Significativo in questo senso fu quanto ebbe a dire il genovese Carlo
Bombrini prima dell’Unità d’Italia, già direttore della Banca Nazionale
degli Stati Sardi e amico personale di Cavour e, successivamente,
governatore della Banca Nazionale del Regno d’Italia dal 1861 al 1882: ”
Il mezzogiorno non deve essere messo più in condizione di intraprendere
e produrre”.
E negli
anni in cui fu a capo della Banca Nazionale, tenendo fede a questo sua
spiccata vocazione antimeridionalista, fu artefice di numerose
operazioni finanziarie finalizzate allo sviluppo dell’economia del nord
soprattutto nella costruzione delle reti ferroviarie settentrionali per
le quali ottenne numerose concessioni a detrimento di quelle
meridionali. Ma, riprendendo l’analisi di Gramsci, si può in buona
sostanza affermare che l’origine della questione dei meridionali bollati
come razza inferiore nasce dal fatto, a detta dall’illustre
intellettuale sardo, che il rapporto nord-sud dopo l’Unità d’Italia fu
un tipico rapporto di tipo coloniale che vide le popolazioni del sud
defraudate della loro storia, della loro identità culturale e occupate
militarmente.
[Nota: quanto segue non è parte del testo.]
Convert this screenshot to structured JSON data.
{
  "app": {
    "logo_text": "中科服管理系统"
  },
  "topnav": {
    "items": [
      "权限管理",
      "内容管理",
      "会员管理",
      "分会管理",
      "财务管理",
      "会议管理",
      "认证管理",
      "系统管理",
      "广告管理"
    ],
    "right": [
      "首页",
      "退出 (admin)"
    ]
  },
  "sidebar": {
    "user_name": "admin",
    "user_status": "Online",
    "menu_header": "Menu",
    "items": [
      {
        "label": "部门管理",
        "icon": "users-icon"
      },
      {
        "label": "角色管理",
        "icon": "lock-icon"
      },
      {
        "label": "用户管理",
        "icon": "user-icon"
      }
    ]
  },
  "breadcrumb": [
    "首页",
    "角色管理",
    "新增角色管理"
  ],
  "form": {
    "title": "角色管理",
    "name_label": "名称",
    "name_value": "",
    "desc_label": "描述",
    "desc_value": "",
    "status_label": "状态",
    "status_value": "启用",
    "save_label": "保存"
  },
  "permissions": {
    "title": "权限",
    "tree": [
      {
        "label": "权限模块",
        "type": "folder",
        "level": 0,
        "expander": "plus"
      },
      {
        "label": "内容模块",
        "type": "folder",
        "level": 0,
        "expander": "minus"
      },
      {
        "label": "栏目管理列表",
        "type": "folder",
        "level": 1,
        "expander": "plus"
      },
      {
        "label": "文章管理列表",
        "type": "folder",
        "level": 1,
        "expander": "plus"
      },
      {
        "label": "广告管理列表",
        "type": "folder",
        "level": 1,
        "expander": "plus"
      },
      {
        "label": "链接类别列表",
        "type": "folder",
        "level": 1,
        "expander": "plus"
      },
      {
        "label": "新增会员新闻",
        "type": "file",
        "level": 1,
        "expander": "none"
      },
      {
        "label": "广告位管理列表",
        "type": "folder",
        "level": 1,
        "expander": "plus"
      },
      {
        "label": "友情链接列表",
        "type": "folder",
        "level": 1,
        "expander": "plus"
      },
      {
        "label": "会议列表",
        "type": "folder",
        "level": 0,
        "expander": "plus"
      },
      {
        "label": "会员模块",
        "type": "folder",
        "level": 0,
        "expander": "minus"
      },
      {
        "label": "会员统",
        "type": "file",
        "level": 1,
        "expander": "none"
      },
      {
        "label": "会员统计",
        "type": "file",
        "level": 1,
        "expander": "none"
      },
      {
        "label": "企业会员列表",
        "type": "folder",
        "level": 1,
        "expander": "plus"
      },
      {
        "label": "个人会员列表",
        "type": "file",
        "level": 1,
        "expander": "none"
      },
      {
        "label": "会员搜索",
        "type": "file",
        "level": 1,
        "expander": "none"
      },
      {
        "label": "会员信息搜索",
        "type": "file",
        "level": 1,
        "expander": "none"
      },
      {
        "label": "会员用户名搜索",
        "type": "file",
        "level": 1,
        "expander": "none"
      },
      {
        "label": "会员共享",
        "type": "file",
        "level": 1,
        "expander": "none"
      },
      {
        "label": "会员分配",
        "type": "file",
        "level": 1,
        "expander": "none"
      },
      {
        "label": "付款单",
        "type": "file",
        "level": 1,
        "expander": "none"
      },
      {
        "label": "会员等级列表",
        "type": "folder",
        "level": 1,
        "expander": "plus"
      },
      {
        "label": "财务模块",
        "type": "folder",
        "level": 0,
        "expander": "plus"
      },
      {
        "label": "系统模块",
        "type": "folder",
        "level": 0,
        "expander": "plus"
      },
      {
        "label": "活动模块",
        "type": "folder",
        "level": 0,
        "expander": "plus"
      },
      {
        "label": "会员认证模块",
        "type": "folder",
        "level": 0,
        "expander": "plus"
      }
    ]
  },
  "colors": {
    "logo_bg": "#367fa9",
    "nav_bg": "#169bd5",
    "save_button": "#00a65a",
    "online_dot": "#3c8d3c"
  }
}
Scriveva il filosofo ceco Milan Kundera, protagonista
della primavera di Praga, nel suo ” Il libro del riso e dell’oblio”, un
pensiero che è assolutamente calzante con quanto avvenne alle
popolazioni meridionali e ai siciliani subito dopo l’Unità d’Italia: “
Per liquidare i popoli si comincia con il privarli della memoria, si
distruggono i loro libri, le loro culture e la loro storia. e qualcun
altro scrive loro altri libri, li fornisce di altre culture e inventa
per loro un'altra storia. Dopo di che il popolo incomincia a dimenticare
quello che è stato.” Ed è proprio quello che è capitato alle
popolazioni del mezzogiorno d’Italia nel corso di 150 anni di un forzato
e mal digerito processo unitario che ha alle sue origini, come abbiamo
visto, aberranti radici antropologiche, xenofobe, razziste e coloniali.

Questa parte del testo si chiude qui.